Example: (Ross, p.338 #48(a)). Consider an $n$ -server parallel queueing system where customers arrive according to a Poisson process with rate $\lambda,$ where the service times are exponential random variables with rate $\mu,$ and where any arrival finding all servers busy immediately departs without receiving any service. If an arrival finds all servers busy,
Question: find the expected number of busy servers found by the next arrival.
It is easy to show that if we had a single server, and at $t=0$, it was busy, than the probability that the customers find the server busy is $\frac{\lambda}{\mu + \lambda}$. Hence $$T_1 := \text{# of busy servers} = 1 * \frac{\lambda}{\mu + \lambda} + 0*(1-\frac{\lambda}{\mu + \lambda}) = \frac{\lambda}{\mu + \lambda}.$$
Given that we have $n$ out of $n$ busy servers at $t=0$ which are independent from each other, the expected number of busy servers should be $$n* \frac{\lambda}{\mu + \lambda},$$ but in the lecture notes where I got this example, the author first finds $T_1$, then considers a $k$-server system with all servers busy and separates the cases according to whether first a customers arrives or at least one of servers finishes it's job. Then it tries to form a recursive relation between $T_i's$, and obtains quite a complex answers.
However, I cannot understand what is wrong with my answers. After all, we throw $n$ independent coins, each of which having probability $p$ to get heads, then we would expect to see $p*n$ heads. But, in this case, for some reason the auhors thinks that this logic does not work. Why?

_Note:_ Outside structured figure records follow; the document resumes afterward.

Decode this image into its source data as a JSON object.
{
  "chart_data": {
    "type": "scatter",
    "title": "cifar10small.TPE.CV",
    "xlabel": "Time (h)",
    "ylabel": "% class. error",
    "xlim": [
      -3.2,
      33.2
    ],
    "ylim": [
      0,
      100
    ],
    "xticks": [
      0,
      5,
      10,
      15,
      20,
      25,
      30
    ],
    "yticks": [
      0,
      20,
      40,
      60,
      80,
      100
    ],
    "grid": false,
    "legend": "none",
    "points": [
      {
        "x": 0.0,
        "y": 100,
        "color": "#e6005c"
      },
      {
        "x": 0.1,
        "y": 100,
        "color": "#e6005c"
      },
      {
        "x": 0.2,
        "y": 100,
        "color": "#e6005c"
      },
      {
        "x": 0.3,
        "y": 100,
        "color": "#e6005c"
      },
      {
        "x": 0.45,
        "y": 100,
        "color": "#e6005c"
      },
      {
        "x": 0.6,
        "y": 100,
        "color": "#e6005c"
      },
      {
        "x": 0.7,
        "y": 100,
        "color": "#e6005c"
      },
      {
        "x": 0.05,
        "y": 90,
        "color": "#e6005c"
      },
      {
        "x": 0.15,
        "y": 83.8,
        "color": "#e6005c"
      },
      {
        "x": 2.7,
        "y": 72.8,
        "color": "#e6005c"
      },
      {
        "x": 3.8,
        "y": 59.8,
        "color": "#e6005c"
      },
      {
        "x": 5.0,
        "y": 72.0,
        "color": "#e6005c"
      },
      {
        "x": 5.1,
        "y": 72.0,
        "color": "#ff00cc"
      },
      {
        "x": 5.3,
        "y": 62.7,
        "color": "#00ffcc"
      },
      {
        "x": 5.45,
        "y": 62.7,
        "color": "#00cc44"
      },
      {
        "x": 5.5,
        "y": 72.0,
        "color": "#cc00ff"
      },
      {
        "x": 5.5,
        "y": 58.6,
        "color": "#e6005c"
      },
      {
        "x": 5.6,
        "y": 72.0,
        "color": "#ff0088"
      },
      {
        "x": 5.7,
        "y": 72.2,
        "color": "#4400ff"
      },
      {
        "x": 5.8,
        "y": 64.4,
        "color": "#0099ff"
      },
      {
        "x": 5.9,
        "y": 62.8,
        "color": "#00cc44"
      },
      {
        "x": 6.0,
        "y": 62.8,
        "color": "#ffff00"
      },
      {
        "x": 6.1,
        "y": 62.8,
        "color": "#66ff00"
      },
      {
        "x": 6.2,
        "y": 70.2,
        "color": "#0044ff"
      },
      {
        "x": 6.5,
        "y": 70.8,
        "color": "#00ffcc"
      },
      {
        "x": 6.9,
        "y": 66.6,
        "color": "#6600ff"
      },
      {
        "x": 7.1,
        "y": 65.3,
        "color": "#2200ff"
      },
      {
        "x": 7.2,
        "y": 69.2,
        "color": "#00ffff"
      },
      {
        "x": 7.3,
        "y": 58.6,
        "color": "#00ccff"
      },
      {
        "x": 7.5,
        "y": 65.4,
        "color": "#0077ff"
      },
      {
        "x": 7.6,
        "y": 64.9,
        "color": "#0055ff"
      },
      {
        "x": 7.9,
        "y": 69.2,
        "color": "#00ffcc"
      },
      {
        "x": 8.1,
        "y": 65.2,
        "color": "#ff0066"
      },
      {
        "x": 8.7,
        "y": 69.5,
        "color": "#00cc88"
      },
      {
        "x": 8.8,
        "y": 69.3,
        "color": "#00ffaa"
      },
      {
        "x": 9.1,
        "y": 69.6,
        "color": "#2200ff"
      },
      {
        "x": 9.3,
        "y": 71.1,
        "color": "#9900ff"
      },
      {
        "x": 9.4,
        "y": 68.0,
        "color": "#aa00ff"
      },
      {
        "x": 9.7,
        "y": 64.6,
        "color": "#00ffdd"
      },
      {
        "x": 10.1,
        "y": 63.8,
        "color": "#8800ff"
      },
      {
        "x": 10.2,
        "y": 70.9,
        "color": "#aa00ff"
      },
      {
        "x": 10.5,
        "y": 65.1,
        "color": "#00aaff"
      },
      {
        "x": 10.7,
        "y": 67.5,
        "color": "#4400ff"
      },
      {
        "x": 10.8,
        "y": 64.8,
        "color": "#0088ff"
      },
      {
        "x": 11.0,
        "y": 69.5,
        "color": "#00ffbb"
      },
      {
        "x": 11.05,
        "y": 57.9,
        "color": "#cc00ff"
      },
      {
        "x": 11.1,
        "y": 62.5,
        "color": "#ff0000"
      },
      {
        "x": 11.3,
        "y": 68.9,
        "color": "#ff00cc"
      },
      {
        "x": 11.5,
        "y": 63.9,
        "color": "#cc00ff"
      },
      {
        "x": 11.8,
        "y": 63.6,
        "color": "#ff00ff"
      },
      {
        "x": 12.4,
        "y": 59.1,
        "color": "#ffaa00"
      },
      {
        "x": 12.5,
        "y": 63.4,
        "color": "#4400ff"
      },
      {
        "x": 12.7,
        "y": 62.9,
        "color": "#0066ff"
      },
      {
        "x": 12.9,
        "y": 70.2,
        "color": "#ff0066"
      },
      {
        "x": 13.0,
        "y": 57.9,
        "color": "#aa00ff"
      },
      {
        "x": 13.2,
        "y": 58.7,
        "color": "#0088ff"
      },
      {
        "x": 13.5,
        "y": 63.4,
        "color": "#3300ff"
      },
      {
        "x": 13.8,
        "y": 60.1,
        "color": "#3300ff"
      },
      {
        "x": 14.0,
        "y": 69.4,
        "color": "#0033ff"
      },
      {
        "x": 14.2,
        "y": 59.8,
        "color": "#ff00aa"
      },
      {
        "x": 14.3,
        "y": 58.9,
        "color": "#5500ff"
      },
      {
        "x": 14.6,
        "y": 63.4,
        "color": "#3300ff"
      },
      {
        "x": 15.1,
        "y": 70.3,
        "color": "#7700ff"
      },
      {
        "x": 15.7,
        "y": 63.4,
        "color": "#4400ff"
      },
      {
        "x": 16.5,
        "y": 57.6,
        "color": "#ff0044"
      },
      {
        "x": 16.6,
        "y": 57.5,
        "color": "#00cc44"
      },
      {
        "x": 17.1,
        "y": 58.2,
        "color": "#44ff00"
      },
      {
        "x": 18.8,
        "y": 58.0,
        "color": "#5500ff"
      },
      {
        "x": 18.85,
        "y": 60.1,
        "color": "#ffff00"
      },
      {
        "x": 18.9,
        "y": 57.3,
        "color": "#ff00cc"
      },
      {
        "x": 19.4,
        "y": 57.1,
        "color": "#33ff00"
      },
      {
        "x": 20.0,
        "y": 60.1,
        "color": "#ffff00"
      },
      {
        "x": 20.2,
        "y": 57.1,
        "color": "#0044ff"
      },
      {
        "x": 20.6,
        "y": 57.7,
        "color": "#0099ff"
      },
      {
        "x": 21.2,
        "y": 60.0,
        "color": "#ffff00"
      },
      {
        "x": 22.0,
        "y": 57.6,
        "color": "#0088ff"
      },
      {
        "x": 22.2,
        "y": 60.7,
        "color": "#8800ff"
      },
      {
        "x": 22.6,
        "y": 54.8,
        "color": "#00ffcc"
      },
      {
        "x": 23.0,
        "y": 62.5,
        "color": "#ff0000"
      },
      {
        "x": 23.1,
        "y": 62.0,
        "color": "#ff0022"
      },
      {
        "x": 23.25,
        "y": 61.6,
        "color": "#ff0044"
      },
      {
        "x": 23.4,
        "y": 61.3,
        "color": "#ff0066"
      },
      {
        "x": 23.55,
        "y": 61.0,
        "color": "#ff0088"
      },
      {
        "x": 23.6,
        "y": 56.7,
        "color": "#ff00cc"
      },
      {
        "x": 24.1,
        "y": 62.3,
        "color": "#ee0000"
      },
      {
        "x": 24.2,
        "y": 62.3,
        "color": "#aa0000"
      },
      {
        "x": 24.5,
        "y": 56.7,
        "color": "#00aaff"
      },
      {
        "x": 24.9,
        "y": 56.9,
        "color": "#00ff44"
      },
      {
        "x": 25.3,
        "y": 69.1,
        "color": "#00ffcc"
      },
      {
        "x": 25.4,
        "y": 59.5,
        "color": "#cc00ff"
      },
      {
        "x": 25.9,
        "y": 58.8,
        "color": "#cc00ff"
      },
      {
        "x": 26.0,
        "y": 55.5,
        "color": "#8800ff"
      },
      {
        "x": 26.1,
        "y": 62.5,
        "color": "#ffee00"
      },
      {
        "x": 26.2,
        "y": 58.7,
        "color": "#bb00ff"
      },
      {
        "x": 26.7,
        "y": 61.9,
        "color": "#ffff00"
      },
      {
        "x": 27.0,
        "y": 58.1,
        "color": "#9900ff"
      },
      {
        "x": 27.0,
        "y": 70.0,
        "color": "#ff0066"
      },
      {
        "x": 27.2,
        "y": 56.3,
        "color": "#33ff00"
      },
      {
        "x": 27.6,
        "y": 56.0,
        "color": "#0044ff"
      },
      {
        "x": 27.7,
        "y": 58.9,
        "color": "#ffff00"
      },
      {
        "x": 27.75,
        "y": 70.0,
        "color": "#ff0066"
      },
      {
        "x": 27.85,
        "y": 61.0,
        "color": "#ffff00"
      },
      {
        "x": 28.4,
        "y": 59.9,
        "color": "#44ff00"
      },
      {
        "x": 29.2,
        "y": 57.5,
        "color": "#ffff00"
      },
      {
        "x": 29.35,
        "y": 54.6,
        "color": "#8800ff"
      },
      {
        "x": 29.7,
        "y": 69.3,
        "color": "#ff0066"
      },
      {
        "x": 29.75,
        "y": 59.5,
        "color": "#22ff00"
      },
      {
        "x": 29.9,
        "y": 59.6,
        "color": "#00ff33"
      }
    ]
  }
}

I just made small simulation of the above system, with $n = 10$ and #of simulations = 100000. As far as numbers tell, the expected number of busy servers found by the customers is quite close to
$$\sum_{i=1}^n \frac{u_i}{u_i+\lambda}.$$ and this is the answer the author gives
Your approach and result are correct. You mention independence twice. The linearity of expectation does not require independence; your approach and result would be correct even without it. Since you didn’t give any details about the author’s more complicated solution, there’s not much more to say.